Purpose: Breast CT improves the visualization of breast anatomy over conventional 2D mammography and has been widely investigated for the diagnosis and treatment of breast cancer. Slot-scanning mammography has potential advantages with the use of high-resolution linear detectors and reduced x-ray scatter; however, integrating such technology into a CT acquisition introduces acquisition time challenges. In this work, we explore an implementation of slot-scanning CT which uses sparsely sampled projection data. We propose a dictionary-learning (DL) iteration reconstruction method to handle the sparse data and to facilitate fast breast CT scans using the slot-scanning approach.
Methods: We implemented a dictionary-learning penalized-weighted least squares (DL-PWLS) algorithm for breast CT. A global redundant dictionary with 16x16 voxel atoms was generated to emulate breast anatomical details. In each iteration, the image was extracted into patches that were estimated by a sparse combination of dictionary atoms. The DL-PWLS algorithm penalizes the difference between the reconstructed image and its representation assembled using the dictionary. The developed algorithm was tested using complete 360-view (49 kV, 243 mAs) projection data and 10% of data with 1D θ-sparsity (36 views) and 2D R,θ-sparsity (72 view but only 50% of the radial bins with 180° phase shifts between neighboring views).
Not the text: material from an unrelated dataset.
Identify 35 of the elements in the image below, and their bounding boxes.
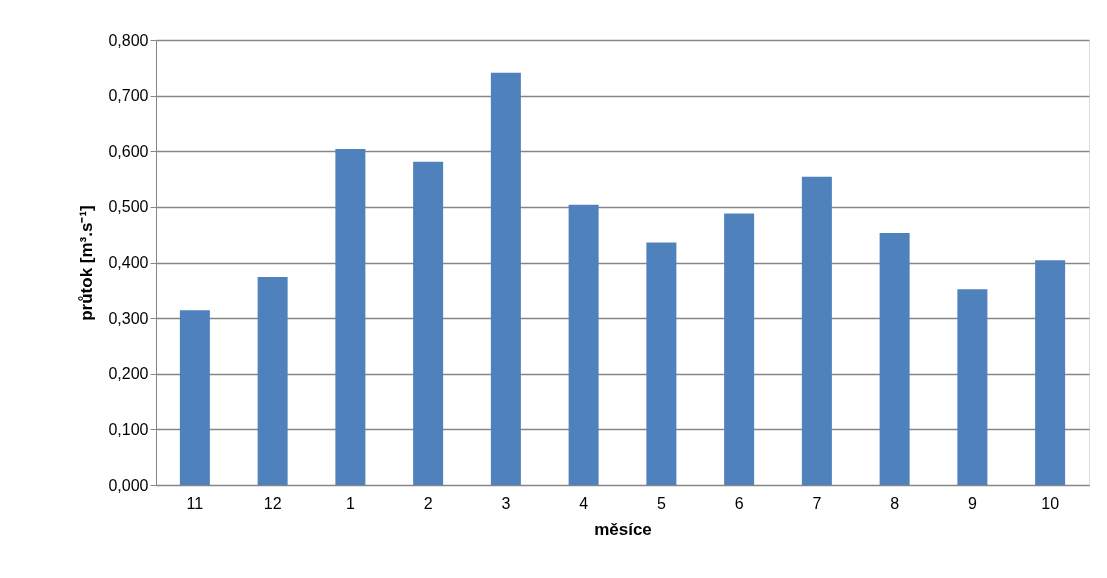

Results: The DL-PWLS algorithm demonstrates enhanced noise reduction and low-contrast tissue classification over traditional filtered backprojection (FBP) and PWLS algorithms. For sparsely sampled data, visualizations of microcalcifications and soft tissues as measured by structural similarity (SSIM) are further improved using the DL-PWLS reconstruction with 10% 2D R,θ-sparsity (SSIM = 0.77 and 0.84 for microcalcifications and low-contrast tissue).
Conclusion: A DL iterative reconstruction algorithm is developed for breast CT. The DL-PWLS reconstruction in combination with doubly sparse data is expected to substantially shorten the breast CT scan time. The effective noise reduction also shows potential capability for patient dose reduction.
Funding Support, Disclosures, and Conflict of Interest: This work was supported, in part, by NIH grants R43CA224851 and R43CA239777, and an academic-industry partnership between Johns Hopkins University and Fischer Imaging.